Reading through the literature it really brought back splendid memories of arguing over the significance of different periods of submission to foreign powers in Estonia.
But after reading through many sources and weighing those in terms of different IR analysis approaches, I came to the conclusion about arguing the merits of Estonian Nordic affinity is something akin to arguing over astrology -- definitions are highly subjective and there exists no genuine test to say whether someone on the cusp is exhibiting traits more similar to Leo or to Virgo ...
What I did find out though is that the whole discourse has been bogged down in Ilves' Jõulumaa construction of a northern culture of workaholic, joyless alcoholics who like sitting in front of the Internet all day long.
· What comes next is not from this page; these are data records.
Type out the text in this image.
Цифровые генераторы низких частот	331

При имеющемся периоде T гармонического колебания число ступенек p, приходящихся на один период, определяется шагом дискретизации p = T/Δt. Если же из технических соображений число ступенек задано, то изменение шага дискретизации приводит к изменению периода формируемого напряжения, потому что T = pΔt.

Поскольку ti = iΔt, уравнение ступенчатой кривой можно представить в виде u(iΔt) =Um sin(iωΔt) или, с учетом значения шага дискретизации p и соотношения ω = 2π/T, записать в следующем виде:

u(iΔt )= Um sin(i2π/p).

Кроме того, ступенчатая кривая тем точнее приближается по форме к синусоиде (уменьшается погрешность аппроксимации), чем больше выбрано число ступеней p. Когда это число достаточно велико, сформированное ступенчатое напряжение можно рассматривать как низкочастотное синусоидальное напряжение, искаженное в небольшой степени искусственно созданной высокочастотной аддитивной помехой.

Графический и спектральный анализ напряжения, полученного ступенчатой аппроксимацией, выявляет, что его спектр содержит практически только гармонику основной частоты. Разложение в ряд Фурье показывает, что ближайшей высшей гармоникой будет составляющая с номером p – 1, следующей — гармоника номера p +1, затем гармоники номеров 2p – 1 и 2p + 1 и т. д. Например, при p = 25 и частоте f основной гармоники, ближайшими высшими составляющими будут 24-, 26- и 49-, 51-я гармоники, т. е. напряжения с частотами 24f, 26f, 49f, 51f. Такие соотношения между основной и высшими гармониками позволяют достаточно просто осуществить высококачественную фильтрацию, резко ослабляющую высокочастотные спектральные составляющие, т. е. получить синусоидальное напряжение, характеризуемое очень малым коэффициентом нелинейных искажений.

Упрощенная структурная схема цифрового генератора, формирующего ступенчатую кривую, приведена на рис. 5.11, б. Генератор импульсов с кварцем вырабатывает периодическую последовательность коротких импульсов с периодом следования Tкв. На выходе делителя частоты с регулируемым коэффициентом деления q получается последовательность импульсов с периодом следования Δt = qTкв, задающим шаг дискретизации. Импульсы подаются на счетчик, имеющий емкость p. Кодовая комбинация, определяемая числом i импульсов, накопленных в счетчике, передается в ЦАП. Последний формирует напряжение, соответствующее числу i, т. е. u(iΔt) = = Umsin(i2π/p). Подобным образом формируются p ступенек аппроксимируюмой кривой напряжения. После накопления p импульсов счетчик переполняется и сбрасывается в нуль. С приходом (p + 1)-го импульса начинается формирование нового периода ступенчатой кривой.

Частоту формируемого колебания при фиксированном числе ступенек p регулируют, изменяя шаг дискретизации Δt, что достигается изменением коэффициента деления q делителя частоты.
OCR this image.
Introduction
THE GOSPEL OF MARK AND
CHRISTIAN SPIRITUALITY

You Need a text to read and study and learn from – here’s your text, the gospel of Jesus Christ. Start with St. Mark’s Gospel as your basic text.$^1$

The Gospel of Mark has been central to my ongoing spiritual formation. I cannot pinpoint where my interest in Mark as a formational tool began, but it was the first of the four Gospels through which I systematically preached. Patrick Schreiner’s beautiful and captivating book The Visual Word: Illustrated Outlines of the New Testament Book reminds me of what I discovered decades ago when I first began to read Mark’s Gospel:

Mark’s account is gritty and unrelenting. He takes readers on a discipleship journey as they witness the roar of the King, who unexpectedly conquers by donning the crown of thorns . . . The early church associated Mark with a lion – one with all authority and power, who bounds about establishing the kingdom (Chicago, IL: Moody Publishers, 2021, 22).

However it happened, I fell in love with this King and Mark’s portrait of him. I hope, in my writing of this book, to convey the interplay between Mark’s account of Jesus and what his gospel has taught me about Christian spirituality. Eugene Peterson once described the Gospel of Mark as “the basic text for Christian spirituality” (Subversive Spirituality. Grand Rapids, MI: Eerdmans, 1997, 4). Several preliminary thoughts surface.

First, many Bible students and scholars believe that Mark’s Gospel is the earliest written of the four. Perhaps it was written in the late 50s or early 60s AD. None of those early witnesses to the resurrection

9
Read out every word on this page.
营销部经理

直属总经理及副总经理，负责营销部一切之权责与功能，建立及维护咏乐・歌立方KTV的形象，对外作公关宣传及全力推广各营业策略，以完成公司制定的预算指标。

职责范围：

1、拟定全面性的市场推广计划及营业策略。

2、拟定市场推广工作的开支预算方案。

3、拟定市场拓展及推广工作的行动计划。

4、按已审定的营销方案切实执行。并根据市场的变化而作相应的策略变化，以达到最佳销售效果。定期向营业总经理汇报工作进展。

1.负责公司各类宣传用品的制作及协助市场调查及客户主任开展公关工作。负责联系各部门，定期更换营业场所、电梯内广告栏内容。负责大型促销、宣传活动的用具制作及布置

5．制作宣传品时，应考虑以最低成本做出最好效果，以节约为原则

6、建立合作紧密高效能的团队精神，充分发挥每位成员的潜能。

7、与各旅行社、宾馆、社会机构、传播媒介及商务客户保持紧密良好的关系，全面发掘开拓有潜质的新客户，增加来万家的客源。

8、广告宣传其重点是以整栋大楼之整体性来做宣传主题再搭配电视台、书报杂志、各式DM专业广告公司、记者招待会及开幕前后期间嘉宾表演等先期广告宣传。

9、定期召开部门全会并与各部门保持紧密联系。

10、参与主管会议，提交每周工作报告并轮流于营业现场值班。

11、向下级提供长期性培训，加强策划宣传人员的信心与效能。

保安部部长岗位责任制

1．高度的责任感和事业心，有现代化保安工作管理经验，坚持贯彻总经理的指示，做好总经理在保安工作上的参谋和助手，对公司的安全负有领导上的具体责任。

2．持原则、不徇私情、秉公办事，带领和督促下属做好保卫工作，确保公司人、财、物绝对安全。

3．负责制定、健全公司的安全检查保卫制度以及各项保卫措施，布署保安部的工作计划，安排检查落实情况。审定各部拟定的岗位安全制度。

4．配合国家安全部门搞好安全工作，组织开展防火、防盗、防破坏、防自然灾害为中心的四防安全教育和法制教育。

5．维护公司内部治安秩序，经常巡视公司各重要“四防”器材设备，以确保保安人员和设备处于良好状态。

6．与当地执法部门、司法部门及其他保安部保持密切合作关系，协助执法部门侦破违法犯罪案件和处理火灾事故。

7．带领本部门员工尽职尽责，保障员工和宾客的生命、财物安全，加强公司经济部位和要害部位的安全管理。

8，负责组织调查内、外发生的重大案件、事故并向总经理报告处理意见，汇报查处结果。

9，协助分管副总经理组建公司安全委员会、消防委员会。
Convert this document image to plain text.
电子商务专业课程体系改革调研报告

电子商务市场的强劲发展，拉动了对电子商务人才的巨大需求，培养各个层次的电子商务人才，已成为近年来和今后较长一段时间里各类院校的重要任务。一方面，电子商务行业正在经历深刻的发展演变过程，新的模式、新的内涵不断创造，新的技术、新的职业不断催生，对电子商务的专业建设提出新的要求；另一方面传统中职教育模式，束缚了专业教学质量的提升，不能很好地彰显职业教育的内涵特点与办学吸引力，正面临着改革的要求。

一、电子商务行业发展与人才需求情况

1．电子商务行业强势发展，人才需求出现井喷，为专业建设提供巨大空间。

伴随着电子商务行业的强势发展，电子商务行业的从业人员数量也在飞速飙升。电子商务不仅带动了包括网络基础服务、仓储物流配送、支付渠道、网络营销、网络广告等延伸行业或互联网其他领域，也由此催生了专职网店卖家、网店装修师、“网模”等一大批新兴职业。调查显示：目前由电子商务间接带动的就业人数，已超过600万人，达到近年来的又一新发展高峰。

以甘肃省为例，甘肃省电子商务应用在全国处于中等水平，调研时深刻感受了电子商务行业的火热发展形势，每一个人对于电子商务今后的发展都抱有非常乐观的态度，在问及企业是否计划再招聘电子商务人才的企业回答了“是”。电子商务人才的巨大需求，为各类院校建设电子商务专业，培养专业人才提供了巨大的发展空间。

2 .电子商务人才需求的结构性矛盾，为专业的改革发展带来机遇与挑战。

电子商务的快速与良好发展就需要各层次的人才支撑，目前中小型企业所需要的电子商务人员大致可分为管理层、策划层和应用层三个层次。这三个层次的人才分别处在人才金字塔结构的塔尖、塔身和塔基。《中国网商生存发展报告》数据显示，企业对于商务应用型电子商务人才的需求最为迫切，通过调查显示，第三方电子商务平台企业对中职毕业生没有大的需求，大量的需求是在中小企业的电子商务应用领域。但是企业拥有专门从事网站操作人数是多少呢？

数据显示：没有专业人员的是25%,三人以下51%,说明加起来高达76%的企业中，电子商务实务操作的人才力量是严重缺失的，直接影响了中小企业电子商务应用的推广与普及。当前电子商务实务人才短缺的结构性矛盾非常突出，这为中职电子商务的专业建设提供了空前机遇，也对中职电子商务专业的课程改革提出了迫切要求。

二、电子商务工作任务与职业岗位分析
People, like me, sitting around trying to convince people that Estonians and Finns have stuff in common.
If anything the reason that the concept hasn't been warmly embraced in Estonia is because Estonians don't really embrace anything. They know who they are-- Estonians, and that's all they know. It took them awhile to warm up to Lutheranism. It took them a long time to figure out they were Estonians. I don't think they ever enjoyed the USSR in any capacity -- maybe the cartoons. And when they joined the EU? Yawn. Estonia is like a little northern island. Who cares what is going on on the other side of the Läänemeri or Peipsi järv? Tantsud Tähtedega is on.
But back to the main point. I discovered the reasoning behind these policies is quite deep. There is the economic factor of attracting investment from the ultra-wealthy Nordic countries. It makes sense to assuage their provincial paranoid selves about investing in the "Wild East."
Then there was the constructionist argument -- that if Russia is going to construct the former-Soviet Union as the "near abroad", then it made sense to construct Estonia as part of the West for security in the widest sense. It was just a post-Cold War region-building exercise.
Finally, the clincher that drives this policy -- Finland and Sweden have stuff and they are right next door. Question: What's the closest foreign capital to Helsinki? Answer: Tallinn. Question, what is the closest foreign capital to Stockholm? Answer: Tallinn. Given that basic geography, the fact that these are all relatively small European states sharing maritime borders -- the lifeblood of Baltic trade -- it kind of makes sense that Estonia might wish to pursue highly-integrated relations with both countries.
But more to the point, which one of those flags is your favorite? I am sort of partial to the one in the third column on the bottom row ... it's quite striking.